What is a Comic Strip Conversation?
- A conversation between two or more people through simple drawings
- They explore what people say and do and emphasize what people may be thinking
- Are a useful tool for visual learns to work through a problem or situation to identify solutions
- Can be used to show that each person may have different thoughts and feelings about the same situation
What is it based on?
- Visual supports are a useful tool in helping children with autism learn
- Pictures represent social skills which are often difficult for individuals with autism to understand
How do you start using a Comic Strip Conversation?

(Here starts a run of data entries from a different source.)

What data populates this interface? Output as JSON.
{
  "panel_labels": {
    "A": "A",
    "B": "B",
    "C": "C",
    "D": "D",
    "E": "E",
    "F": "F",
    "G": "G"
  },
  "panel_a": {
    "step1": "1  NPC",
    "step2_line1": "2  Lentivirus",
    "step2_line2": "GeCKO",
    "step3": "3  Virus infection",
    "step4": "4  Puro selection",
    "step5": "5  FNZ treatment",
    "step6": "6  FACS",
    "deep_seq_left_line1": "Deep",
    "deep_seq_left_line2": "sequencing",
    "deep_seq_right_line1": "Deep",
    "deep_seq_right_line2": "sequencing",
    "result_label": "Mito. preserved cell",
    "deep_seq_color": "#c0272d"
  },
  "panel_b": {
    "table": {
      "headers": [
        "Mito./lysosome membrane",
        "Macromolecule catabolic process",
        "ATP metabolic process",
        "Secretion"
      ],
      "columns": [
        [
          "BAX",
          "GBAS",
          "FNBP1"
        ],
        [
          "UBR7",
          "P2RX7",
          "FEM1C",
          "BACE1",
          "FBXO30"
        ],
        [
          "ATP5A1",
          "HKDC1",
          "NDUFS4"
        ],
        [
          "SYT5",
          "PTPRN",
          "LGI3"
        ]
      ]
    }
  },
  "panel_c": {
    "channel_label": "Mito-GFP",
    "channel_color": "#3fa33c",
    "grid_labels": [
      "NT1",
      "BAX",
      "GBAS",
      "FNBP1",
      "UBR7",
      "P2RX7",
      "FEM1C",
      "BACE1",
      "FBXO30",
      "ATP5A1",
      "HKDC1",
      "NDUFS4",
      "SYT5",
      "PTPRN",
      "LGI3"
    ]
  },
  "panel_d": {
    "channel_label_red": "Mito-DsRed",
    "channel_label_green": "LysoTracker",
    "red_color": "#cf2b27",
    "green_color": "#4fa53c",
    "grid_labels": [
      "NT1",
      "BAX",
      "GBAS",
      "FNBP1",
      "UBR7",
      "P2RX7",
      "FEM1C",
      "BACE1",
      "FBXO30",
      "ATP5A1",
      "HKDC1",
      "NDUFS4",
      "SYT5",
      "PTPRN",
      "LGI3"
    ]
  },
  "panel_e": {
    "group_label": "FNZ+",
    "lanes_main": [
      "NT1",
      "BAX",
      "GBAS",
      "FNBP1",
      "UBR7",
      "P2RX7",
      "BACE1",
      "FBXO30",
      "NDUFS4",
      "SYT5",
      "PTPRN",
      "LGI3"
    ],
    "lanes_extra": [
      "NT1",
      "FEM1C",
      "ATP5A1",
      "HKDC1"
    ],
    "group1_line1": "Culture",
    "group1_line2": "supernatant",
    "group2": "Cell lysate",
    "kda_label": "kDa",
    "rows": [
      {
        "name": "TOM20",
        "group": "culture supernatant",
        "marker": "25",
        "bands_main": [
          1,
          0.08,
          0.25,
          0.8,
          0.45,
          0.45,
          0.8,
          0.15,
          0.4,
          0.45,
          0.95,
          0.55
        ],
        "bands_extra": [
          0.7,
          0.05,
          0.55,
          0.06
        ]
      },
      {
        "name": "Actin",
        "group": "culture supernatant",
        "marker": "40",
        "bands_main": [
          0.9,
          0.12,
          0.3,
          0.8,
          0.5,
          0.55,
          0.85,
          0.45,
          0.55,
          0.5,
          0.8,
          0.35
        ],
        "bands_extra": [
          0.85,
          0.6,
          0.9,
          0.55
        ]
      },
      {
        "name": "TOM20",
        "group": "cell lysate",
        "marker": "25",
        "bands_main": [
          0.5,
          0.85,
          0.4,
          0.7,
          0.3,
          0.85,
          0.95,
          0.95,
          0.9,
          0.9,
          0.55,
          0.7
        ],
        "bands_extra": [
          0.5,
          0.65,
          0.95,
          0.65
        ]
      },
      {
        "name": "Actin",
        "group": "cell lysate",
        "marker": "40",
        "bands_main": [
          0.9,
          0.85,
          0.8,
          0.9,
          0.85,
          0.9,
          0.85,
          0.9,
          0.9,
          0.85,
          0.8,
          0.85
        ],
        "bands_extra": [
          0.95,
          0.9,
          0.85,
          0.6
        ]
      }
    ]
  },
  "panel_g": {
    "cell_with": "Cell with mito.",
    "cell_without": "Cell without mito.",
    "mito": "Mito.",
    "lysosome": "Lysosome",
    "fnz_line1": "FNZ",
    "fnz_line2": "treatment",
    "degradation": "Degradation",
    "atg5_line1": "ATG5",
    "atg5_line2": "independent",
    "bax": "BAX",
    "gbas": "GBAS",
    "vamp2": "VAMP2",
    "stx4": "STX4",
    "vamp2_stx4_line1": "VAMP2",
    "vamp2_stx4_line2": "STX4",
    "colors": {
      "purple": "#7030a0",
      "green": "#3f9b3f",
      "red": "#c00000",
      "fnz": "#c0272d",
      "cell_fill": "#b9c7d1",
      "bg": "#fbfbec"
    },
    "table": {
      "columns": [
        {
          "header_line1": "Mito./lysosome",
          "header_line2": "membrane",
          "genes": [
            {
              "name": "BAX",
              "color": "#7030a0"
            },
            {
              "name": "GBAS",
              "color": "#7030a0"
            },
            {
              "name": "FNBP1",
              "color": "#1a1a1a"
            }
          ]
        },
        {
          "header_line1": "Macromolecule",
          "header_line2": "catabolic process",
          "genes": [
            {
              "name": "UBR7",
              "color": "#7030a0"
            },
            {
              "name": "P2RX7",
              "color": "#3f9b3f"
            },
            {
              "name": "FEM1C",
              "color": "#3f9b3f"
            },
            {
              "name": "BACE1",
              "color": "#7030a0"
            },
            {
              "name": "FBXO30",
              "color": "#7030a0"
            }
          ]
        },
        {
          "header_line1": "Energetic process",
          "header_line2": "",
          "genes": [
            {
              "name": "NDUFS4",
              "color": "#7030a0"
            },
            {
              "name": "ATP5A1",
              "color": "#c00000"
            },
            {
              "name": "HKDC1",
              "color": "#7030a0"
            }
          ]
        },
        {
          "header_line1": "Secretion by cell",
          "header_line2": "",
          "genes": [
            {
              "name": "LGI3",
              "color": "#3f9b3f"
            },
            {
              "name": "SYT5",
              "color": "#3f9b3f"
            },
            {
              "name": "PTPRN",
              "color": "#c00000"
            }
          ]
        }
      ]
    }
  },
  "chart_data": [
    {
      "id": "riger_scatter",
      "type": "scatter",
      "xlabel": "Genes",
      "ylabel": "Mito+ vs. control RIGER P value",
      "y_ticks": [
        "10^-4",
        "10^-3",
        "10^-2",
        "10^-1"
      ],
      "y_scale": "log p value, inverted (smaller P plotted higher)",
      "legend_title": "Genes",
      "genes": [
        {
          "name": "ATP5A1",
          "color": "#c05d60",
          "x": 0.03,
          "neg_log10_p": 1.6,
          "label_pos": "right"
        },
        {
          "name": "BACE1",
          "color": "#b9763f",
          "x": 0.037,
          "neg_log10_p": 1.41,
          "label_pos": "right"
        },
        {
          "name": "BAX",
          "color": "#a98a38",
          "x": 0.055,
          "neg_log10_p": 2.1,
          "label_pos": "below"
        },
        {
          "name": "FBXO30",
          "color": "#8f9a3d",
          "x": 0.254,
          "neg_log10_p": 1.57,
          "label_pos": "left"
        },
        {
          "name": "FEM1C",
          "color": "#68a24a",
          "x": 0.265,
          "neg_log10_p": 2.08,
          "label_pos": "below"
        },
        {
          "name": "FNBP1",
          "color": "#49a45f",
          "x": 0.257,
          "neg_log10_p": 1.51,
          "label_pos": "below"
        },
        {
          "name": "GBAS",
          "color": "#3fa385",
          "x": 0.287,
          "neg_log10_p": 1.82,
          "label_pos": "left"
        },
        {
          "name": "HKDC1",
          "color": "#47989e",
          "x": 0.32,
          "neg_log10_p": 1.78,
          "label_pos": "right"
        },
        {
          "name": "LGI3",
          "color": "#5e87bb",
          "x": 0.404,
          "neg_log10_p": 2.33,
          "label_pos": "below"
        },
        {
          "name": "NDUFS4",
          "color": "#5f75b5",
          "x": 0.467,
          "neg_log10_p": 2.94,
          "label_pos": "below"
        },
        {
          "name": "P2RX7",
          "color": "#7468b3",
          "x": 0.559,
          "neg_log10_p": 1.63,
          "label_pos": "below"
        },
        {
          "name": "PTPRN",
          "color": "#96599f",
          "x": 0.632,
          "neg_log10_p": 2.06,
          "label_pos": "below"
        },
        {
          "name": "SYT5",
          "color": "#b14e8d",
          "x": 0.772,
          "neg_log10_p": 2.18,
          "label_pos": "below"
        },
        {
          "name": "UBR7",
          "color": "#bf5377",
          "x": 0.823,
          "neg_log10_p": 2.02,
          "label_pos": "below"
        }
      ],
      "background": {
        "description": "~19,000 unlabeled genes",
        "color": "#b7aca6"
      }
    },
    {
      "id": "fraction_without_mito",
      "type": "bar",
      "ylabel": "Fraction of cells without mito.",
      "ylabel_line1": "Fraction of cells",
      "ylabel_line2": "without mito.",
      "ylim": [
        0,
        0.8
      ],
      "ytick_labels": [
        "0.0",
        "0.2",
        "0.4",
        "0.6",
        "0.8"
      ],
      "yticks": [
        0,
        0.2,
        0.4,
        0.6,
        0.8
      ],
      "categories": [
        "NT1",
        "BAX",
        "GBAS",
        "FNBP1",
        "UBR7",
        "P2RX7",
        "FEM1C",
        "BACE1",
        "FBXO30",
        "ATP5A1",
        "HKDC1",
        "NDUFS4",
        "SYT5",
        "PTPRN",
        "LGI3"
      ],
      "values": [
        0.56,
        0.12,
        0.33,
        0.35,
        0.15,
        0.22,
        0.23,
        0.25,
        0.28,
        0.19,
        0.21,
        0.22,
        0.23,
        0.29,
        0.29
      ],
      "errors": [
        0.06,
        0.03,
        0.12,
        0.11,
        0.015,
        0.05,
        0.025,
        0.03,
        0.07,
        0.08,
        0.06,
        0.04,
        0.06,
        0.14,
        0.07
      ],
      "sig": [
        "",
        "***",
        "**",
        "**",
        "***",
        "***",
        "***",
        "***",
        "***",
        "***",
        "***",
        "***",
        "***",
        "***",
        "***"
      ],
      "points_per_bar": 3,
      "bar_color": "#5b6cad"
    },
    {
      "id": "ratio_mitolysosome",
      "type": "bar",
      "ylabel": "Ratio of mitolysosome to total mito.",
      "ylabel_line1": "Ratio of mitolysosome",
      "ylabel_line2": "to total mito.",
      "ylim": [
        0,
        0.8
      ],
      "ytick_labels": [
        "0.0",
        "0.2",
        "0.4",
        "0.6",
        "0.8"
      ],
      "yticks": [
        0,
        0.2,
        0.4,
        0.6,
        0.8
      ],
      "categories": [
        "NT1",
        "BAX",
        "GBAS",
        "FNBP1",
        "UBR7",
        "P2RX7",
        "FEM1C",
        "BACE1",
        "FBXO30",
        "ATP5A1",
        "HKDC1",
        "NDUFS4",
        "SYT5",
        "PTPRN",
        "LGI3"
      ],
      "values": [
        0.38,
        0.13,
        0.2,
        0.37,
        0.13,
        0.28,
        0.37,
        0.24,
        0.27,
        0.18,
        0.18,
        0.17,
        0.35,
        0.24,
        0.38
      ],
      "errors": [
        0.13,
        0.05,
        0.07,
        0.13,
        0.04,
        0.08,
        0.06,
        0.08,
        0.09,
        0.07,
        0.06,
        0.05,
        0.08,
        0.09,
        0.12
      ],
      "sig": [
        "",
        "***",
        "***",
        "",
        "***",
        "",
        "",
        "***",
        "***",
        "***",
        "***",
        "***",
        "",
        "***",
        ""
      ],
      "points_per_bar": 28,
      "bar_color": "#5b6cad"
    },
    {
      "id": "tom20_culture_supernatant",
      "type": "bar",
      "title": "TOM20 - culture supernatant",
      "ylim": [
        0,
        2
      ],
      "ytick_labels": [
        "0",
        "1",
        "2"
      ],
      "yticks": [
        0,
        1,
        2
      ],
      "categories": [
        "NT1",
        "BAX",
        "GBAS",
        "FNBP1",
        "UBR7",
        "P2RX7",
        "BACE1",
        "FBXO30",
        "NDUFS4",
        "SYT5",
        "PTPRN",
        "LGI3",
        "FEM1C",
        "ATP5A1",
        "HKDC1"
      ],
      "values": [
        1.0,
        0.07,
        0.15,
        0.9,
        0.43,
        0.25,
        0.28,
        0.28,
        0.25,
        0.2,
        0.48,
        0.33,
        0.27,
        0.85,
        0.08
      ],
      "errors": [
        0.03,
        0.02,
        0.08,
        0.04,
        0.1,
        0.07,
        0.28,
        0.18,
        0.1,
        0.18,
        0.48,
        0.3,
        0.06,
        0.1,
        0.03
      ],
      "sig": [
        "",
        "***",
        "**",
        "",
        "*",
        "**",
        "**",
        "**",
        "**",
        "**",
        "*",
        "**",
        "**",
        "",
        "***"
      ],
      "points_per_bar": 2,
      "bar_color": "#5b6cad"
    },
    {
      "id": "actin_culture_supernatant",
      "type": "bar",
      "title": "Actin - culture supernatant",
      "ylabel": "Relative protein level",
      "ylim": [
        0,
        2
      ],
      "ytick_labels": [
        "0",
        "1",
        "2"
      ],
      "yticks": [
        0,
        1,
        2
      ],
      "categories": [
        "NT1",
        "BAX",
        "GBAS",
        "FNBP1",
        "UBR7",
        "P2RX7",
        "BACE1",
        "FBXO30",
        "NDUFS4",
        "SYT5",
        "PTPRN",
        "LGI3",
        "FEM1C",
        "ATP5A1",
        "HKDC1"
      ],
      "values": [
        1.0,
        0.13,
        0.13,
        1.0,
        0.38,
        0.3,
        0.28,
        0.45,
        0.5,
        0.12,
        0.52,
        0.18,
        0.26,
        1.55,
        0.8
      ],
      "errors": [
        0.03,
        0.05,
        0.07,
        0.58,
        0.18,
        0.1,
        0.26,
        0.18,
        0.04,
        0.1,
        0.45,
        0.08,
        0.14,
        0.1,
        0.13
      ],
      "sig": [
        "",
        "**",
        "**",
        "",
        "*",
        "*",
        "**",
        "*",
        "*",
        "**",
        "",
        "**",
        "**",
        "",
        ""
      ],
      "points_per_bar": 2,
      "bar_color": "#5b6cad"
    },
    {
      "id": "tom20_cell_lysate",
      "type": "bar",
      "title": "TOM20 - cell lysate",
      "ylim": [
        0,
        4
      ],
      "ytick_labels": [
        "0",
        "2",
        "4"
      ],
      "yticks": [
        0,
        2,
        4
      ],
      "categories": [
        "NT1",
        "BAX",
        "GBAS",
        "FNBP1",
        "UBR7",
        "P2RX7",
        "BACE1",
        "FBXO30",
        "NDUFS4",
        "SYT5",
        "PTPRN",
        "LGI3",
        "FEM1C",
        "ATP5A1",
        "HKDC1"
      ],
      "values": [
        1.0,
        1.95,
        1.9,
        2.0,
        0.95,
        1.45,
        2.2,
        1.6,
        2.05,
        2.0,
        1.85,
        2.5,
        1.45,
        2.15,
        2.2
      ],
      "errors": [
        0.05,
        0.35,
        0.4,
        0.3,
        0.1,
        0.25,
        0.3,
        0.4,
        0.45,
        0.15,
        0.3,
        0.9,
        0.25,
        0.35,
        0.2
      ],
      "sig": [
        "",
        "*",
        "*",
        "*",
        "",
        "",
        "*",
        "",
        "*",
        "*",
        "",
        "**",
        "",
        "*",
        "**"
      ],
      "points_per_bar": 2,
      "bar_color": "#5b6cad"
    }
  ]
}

- Useful to practice with someone else prior to introducing approach to a child
- Follow the child’s lead
- Encourage the child to do the writing/drawing/talking
- Gather information about the situation to help to complete the picture and guide your child’s drawings. Some example questions are:
- Where were you?
- Who else is here?
- What are you doing?
- What happened? What did others do?
- What did you say?
- What did others say?
- What did you think when you said that?
- What did others think when they said/did that?
What does a Comic Strip Conversation look like?
How do you pull everything together?
Tom called me a kid because he didn’t know my name but wanted to play with me.
The next time Tom or someone calls me “kid”, I’ll tell them my name and that I don’t like being called kid.
I’ll apologise to Tom and tell him my name is Alex. I will also tell him I do not like being called “kid” and to please not call me that again.